When I fix this by using the proper data reference (as in the current revision of the code on the repo), then it looks as it should (i.e. all voxels included for the subjects in the train or test folds):

In [12]: data[:,train].T.shape
Out[12]: (350, 182609)

In [14]: data[:,test].T.shape
Out[14]: (50, 182609)

When I run this with the fixed code I get about 53% accuracy; still well above chance (remember that it's a 23-class problem), but much less than the 93% we had gotten previously.

It's worth noting that randomization tests with the flawed code showed the expected null distribution; the source of the information being used by the classifier is a bit of a mystery, but likely reflects the fact that the distance of the voxels in the matrix is related to their distance in space in the brain, and the labels were grouped together sequentially in the label file, such that they were correlated with physical distance in the brain and thus provided information that could drive the classification.

This is clearly a worst-case scenario for anyone who codes up their own analyses; the paper has already been submitted and you find an error that greatly changes the results.

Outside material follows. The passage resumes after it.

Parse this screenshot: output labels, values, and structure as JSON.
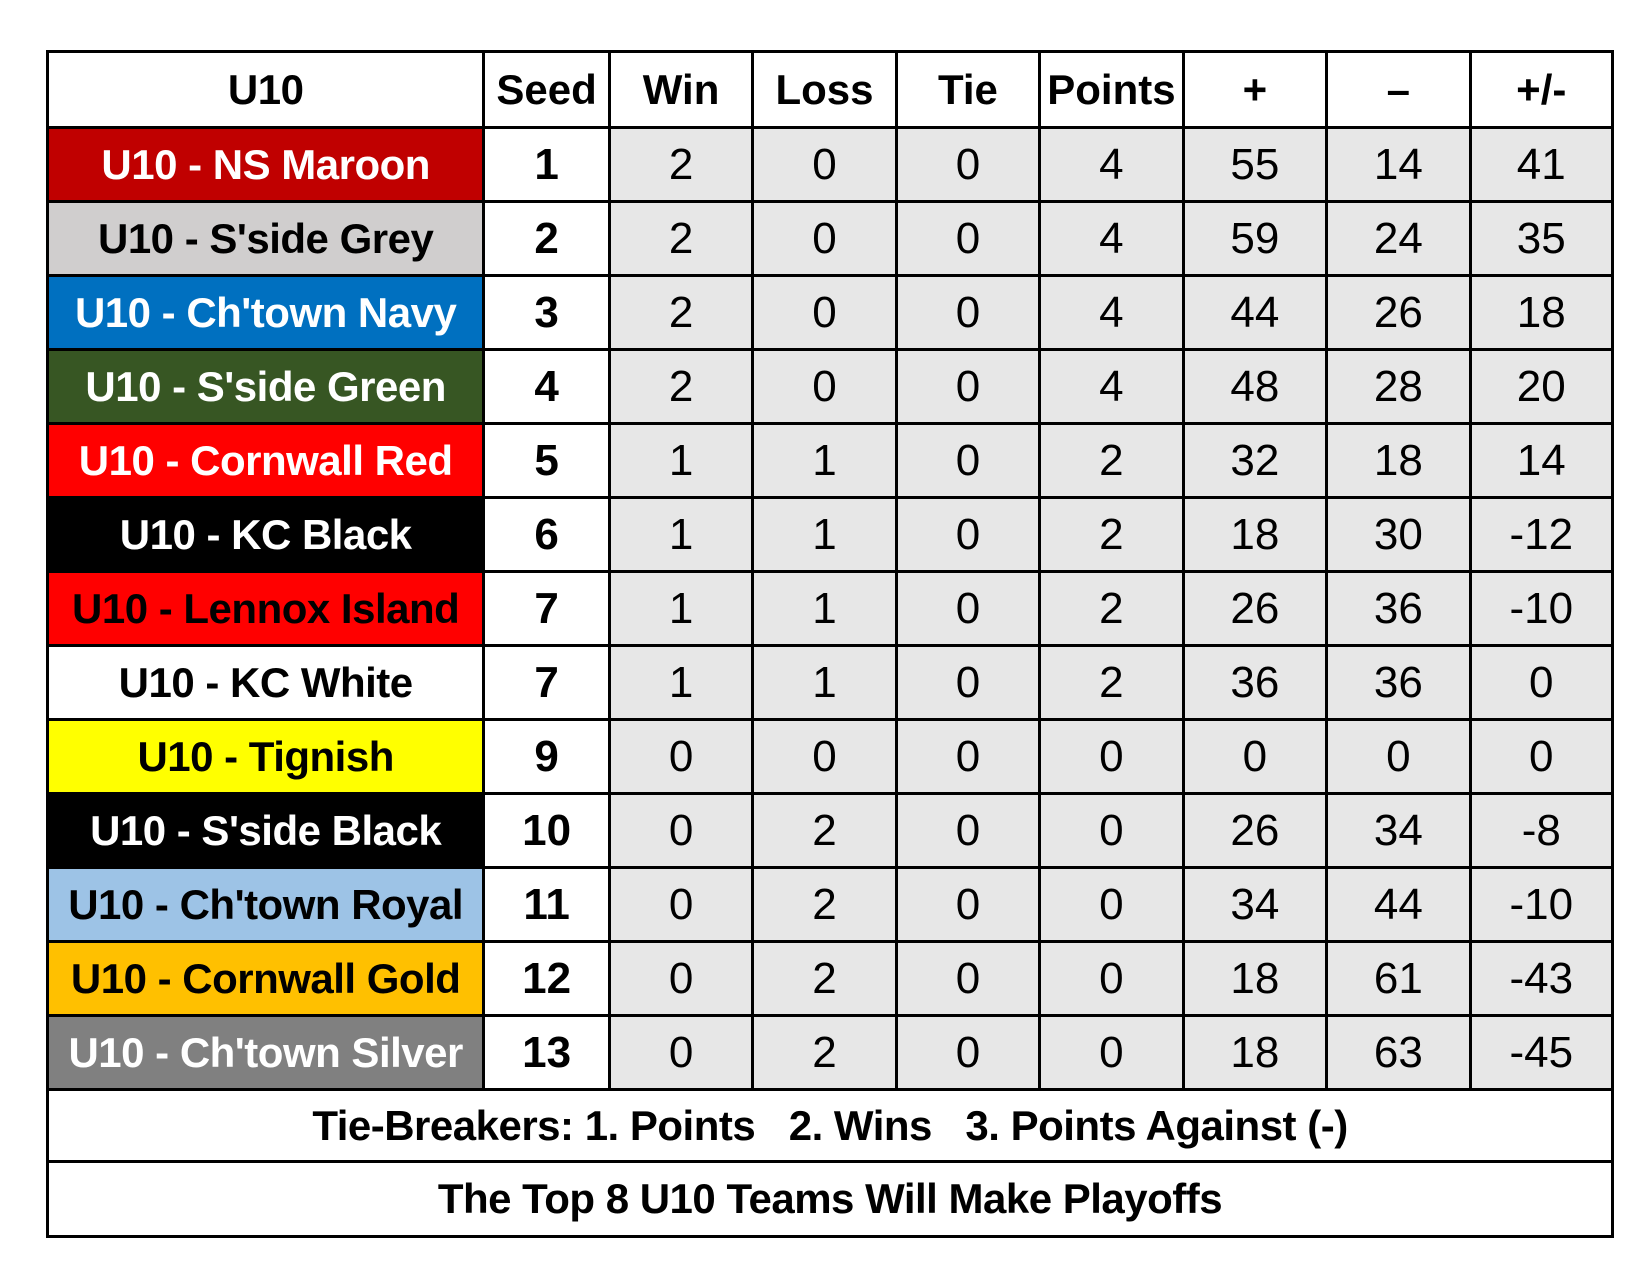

Fortunately, the exact level of classification accuracy is not central to the paper in question, but it's worrisome nonetheless.

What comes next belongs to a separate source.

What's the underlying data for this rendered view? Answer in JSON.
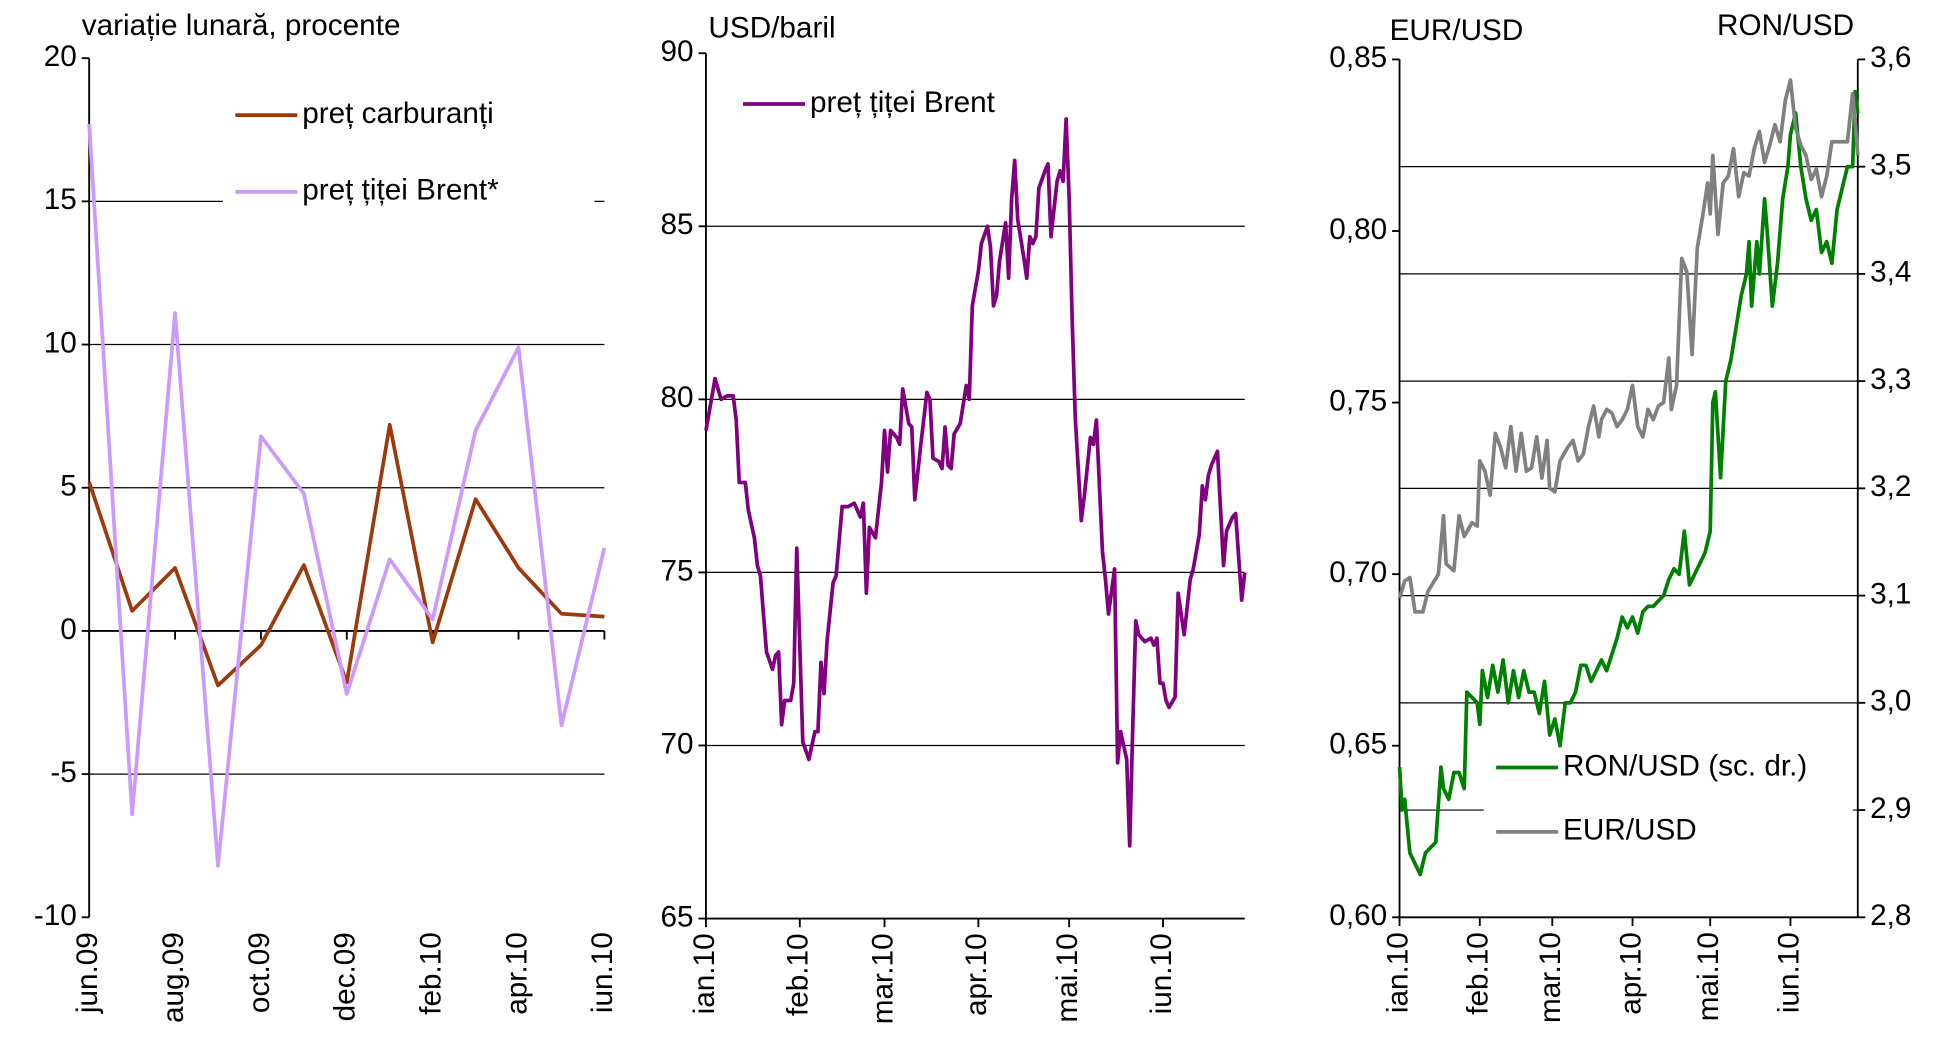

What are the lessons to be learned here?  Most concretely, it's important to check the size of data structures whenever you are slicing arrays.  I was lazy in my coding of the crossvalidation loop, and I should have checked that the size of the dataset being fed into the classifier was what I expected it to be (the difference between 400 and 182609 would be pretty obvious).  It might have added an extra 30 seconds to my initial coding time but would have saved me from a huge headache and hours of time needed to rerun all of the analyses.

Second, sharing code is necessary but not sufficient for finding problems.  Someone could have grabbed my code and gotten exactly the same results that I got; only if they looked at the shape of the sliced arrays would they have noticed a problem.  I am becoming increasingly convinced that if you really want to believe a computational result, the strongest way to do that is to have an independent person try to replicate it without using your shared code.  Failing that, one really wants to have a validation dataset that one can feed into the program where you know exactly what the output should be; randomization of labels is one way of doing this (i.e., where the outcome should be chance) but you also want to do this with real signal as well.  Unfortunately this is not trivial for the kinds of analyses that we do, but perhaps some better data simulators would help make it easier.

Finally, there is a meta-point about talking openly about these kinds of errors. We know that they happen all the time, yet few people ever talk openly about their errors.  I hope that others will take my lead in talking openly about errors they have made so that people can learn from them and be more motivated to spend the extra time to write robust code.